Taxonomic and mechanistic insights into gut microbiota bioaccumulation of entacapone using bioorthogonal drug labelling

Aim: The gut microbiota plays a key role in shaping individual responses to drugs, but current tools have limited potential to probe drug-microbe interactions within the complex, individualized gut environment. This study employed bioorthogonal labelling to track and identify gut microbial taxa and molecular mechanisms involved in the bioaccumulation of entacapone, a Parkinson’s disease drug.

Methods: We synthesised alkyne-tagged derivatives of entacapone and evaluated their suitability as molecular probes in ex vivo incubations with faecal communities or different Escherichia coli strains. Following incubation, tagged drugs were conjugated to a fluorescently labelled azide via click chemistry. Labelled cells were visualised, quantified, sorted via fluorescence-activated cell sorting (FACS), and identified via 16S rRNA gene amplicon sequencing.
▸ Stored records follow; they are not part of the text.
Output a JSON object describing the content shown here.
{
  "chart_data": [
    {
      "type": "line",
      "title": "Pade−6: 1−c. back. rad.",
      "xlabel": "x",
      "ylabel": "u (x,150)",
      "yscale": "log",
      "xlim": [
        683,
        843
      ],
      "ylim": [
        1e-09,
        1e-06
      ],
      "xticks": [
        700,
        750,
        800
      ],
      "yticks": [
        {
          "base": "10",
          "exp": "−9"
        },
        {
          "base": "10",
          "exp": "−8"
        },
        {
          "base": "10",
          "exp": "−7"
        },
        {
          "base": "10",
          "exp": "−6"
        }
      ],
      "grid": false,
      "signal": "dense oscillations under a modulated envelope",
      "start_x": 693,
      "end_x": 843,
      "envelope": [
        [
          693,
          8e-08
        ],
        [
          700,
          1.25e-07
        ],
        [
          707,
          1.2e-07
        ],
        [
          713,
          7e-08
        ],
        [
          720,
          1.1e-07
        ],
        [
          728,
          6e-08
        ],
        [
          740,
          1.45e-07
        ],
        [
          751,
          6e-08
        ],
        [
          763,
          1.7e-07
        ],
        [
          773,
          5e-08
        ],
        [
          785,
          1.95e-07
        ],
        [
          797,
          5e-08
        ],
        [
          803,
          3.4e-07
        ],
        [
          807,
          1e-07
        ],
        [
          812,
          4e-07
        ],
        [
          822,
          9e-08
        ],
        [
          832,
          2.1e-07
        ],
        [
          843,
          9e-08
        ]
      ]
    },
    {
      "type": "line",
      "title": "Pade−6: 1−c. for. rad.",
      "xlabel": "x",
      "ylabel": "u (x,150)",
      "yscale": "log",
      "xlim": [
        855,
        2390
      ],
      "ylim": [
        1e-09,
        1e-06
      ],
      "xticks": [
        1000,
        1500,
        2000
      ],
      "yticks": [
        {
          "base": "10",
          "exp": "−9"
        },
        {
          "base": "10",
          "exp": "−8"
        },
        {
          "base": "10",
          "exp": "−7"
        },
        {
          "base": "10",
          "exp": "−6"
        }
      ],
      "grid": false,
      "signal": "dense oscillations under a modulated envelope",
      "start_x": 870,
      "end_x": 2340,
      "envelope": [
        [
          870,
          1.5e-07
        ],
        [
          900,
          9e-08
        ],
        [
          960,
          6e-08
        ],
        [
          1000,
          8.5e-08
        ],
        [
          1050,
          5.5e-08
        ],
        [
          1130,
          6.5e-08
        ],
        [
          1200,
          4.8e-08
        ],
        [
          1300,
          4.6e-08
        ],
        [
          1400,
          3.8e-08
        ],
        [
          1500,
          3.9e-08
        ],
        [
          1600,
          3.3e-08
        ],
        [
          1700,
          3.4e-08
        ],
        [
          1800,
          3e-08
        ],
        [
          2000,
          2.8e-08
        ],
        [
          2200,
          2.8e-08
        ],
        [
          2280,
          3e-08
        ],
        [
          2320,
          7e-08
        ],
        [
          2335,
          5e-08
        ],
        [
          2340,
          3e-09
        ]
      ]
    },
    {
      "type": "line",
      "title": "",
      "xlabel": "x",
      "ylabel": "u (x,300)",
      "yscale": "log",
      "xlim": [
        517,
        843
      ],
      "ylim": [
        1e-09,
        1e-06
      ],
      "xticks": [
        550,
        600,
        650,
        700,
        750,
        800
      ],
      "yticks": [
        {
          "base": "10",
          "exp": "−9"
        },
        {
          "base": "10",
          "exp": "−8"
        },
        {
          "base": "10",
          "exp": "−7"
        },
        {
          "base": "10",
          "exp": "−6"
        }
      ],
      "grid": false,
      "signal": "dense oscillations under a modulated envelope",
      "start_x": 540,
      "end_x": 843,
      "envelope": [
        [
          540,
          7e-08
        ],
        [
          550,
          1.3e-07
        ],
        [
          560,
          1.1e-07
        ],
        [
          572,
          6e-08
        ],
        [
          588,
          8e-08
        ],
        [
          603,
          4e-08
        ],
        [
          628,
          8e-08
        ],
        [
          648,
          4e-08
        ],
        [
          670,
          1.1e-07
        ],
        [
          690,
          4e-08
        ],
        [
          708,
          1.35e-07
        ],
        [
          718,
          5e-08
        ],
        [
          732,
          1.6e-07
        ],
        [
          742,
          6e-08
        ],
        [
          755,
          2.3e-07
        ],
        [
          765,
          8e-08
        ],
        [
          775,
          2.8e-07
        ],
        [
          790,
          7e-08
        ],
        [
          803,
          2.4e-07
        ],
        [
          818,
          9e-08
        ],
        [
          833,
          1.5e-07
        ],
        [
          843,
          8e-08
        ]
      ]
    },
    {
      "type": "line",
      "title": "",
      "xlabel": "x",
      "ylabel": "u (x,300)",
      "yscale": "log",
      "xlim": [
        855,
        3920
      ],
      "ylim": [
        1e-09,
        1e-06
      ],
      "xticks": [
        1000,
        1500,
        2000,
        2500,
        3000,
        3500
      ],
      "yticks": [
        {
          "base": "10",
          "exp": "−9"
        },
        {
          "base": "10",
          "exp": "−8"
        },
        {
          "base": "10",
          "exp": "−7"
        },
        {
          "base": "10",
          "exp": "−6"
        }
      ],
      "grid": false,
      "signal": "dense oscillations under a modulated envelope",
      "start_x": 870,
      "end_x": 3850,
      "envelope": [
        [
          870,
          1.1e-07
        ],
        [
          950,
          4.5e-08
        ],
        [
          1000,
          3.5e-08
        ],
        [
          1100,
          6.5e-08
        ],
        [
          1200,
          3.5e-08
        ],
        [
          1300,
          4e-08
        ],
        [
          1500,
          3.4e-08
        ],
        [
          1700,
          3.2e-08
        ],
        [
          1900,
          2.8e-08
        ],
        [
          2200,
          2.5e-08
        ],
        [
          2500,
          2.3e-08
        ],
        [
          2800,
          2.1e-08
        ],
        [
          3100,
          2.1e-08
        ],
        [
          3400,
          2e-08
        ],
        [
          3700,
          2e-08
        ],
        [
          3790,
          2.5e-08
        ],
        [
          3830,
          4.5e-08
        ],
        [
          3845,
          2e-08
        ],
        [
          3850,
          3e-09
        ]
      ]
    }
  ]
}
Results: Entacapone alkyne derivatives retained the biological activity and effects of the original drug on the microbiota, significantly reducing microbial loads and shifting community composition across the three donors tested. Conjugation of alkyne-entacapone with a labelled azide revealed that between 80% to 96% of all microbial cells in a donor’s faecal sample accumulate entacapone. Nearly all taxa detected in incubations were recovered in labelled FACS fractions, confirming widespread uptake of the drug. Finally, we demonstrate that different E. coli strains exhibit varying levels of entacapone accumulation and identify a siderophore transporter that plays a role in this process.

Conclusion: Our findings reveal that entacapone is widely bioaccumulated by the gut microbiota across multiple donors and identify a key molecular mediator of this accumulation. This study expands the toolkit for investigating drug-microbiome interactions and holds significant potential to advance our understanding of drug-microbiome dynamics and therapeutic outcomes.